Vallini a Villa Speranza, luogo di «forza e testimonianza»

Il cardinale vicario, sabato 21, ha visitato la clinica per malati terminali. L’assistente spirituale don Abbate: «Ogni vita per noi è sacra»

Il cardinale vicario, sabato 21, ha visitato la clinica per malati terminali. L’assistente spirituale don Abbate: «Ogni vita per noi è sacra»

«Oggi avrei potuto essere con il Papa a Napoli, ma per me era più urgente venire qui da voi». Così, parlando con un’ospite e con i suoi familiari, il cardinale Agostino Vallini ha definito la sua visita di sabato 21 marzo all’hospice “Villa Speranza”: “urgente”. Un termine particolarmente adatto al luogo, ma non nel senso che si potrebbe pensare per una clinica per malati terminali: qui succede spesso che la vita incalzi la morte, non viceversa.

Come ha testimoniato la figlia di Elena, accolta nella struttura qualche anno fa: «I 25 giorni in cui mia madre visse a “Villa Speranza” ci hanno cambiato per sempre: in così poco tempo lei ritrovò la fede e io scoprii la mia, capendo cosa fosse importante nella vita proprio mentre trascorrevamo insieme quegli ultimi giorni. Io ho davvero aperto gli occhi mentre lei chiudeva i suoi: mai prima di allora avevamo vissuto ore così preziose».

Accompagnato dal vescovo incaricato per la Pastorale sanitaria Lorenzo Leuzzi e guidato da don Carlo Abbate, assistente spirituale di “Villa Speranza”, e dal primario, la dottoressa Adriana Turriziani, il cardinale vicario ha visitato i tre piani dell’hospice di via della Pineta Sacchetti fermandosi a pregare quasi in ogni camera, parlando delle comuni origini toscane con il signor Cesare, ascoltando la signora Bruna raccontargli della propria infanzia, recitando un’Ave Maria in latino con una signora in corsia.

«Qui dentro c’è la vita, l’amore, la forza, la testimonianza – dice don Carlo, da otto anni accanto a pazienti e familiari – e quello che, come équipe, cerchiamo di fare ogni giorno è prenderci cura di chi arriva in ogni modo possibile. Il termine “palliativo” – ricorda – viene da “pallio”, mantello, nel senso di “coprire” ma anche in quello di “avvolgere”: la vita di ogni persona, anche quando questa non può più essere curata nel corpo, resta sacra e degna di tutti i nostri sforzi per alleviarne le sofferenze, sia dal punto di vista fisico che da quello psichico e spirituale».

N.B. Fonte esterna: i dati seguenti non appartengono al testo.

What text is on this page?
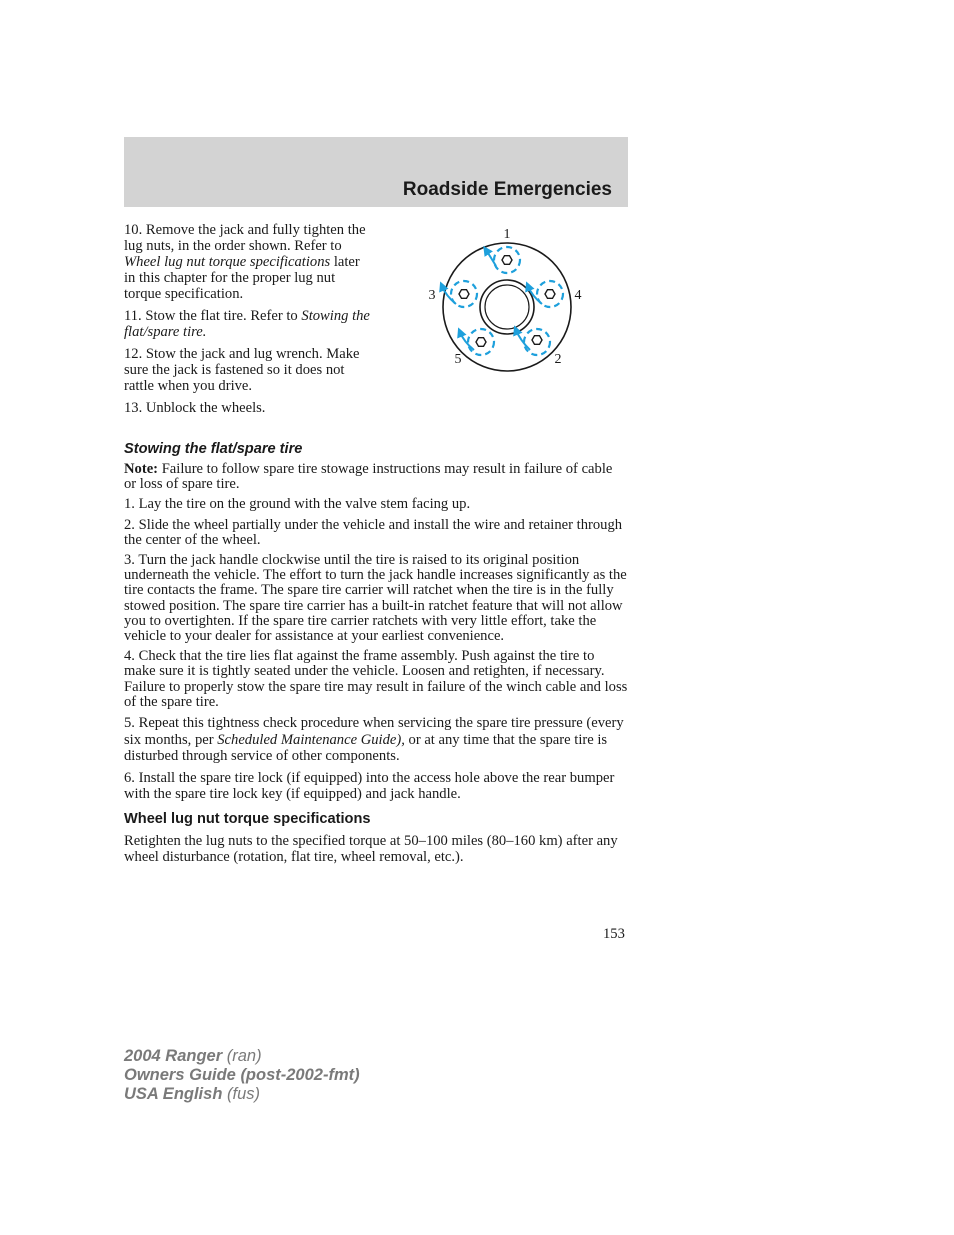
Roadside Emergencies

10. Remove the jack and fully tighten the lug nuts, in the order shown. Refer to Wheel lug nut torque specifications later in this chapter for the proper lug nut torque specification.

11. Stow the flat tire. Refer to Stowing the flat/spare tire.

12. Stow the jack and lug wrench. Make sure the jack is fastened so it does not rattle when you drive.

13. Unblock the wheels.

1
2
3	4
5
Stowing the flat/spare tire

Note: Failure to follow spare tire stowage instructions may result in failure of cable or loss of spare tire.

1. Lay the tire on the ground with the valve stem facing up.

2. Slide the wheel partially under the vehicle and install the wire and retainer through the center of the wheel.

3. Turn the jack handle clockwise until the tire is raised to its original position underneath the vehicle. The effort to turn the jack handle increases significantly as the tire contacts the frame. The spare tire carrier will ratchet when the tire is in the fully stowed position. The spare tire carrier has a built-in ratchet feature that will not allow you to overtighten. If the spare tire carrier ratchets with very little effort, take the vehicle to your dealer for assistance at your earliest convenience.

4. Check that the tire lies flat against the frame assembly. Push against the tire to make sure it is tightly seated under the vehicle. Loosen and retighten, if necessary. Failure to properly stow the spare tire may result in failure of the winch cable and loss of the spare tire.

5. Repeat this tightness check procedure when servicing the spare tire pressure (every six months, per Scheduled Maintenance Guide), or at any time that the spare tire is disturbed through service of other components.

6. Install the spare tire lock (if equipped) into the access hole above the rear bumper with the spare tire lock key (if equipped) and jack handle.

Wheel lug nut torque specifications

Retighten the lug nuts to the specified torque at 50–100 miles (80–160 km) after any wheel disturbance (rotation, flat tire, wheel removal, etc.).

153
2004 Ranger (ran)
Owners Guide (post-2002-fmt)
USA English (fus)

«Per noi – spiega il direttore sanitario, Francesco La Commare – è fondamentale preservare la dignità delle persone, togliendo loro il dolore ma non la coscienza: i circa 120 professionisti che prestano servizio a “Villa Speranza”, medici, infermieri, fisioterapisti, cercano di concorrere a questo prestando loro tutto il supporto possibile, sia qui che con le unità domiciliari, e, laddove non ci siano più medicine da dare, offrendo la propria umanità». Un’umanità donata che, nel tempo urgente di chi non ne ha più, spesso ritorna moltiplicata. «Qui – dice don Carlo – si vive l’essenza delle cose: a volte ho celebrato nozze o battesimi, altre volte ho “semplicemente” confessato, ma sempre, con ogni persona incontrata, ho fatto esperienza della nudità della nostra umanità: se ne avesse una, l’icona di “Villa Speranza” sarebbe quella dell’Ecce Homo, del Cristo coperto di piaghe e ferite, già e non ancora immagine della Resurrezione».

«Quand’ero rettore del seminario di Napoli – ha raccontato Vallini al personale – una notte venne a chiamarmi una suora. La mandavano da una clinica lì vicino. Mi precipitai e trovai una giovane sposa in lacrime. Il marito, anche lui giovane, era gravissimo. Mi commossi molto e pregai a lungo con lei. Sulla strada del ritorno capii d’improvviso che la vita è come un merletto rovesciato: un pasticcio di fili di cui quella notte avevo intravisto un lembo del dritto. Una Grazia che auguro piena a voi, che qui accompagnate ore ultime e speciali».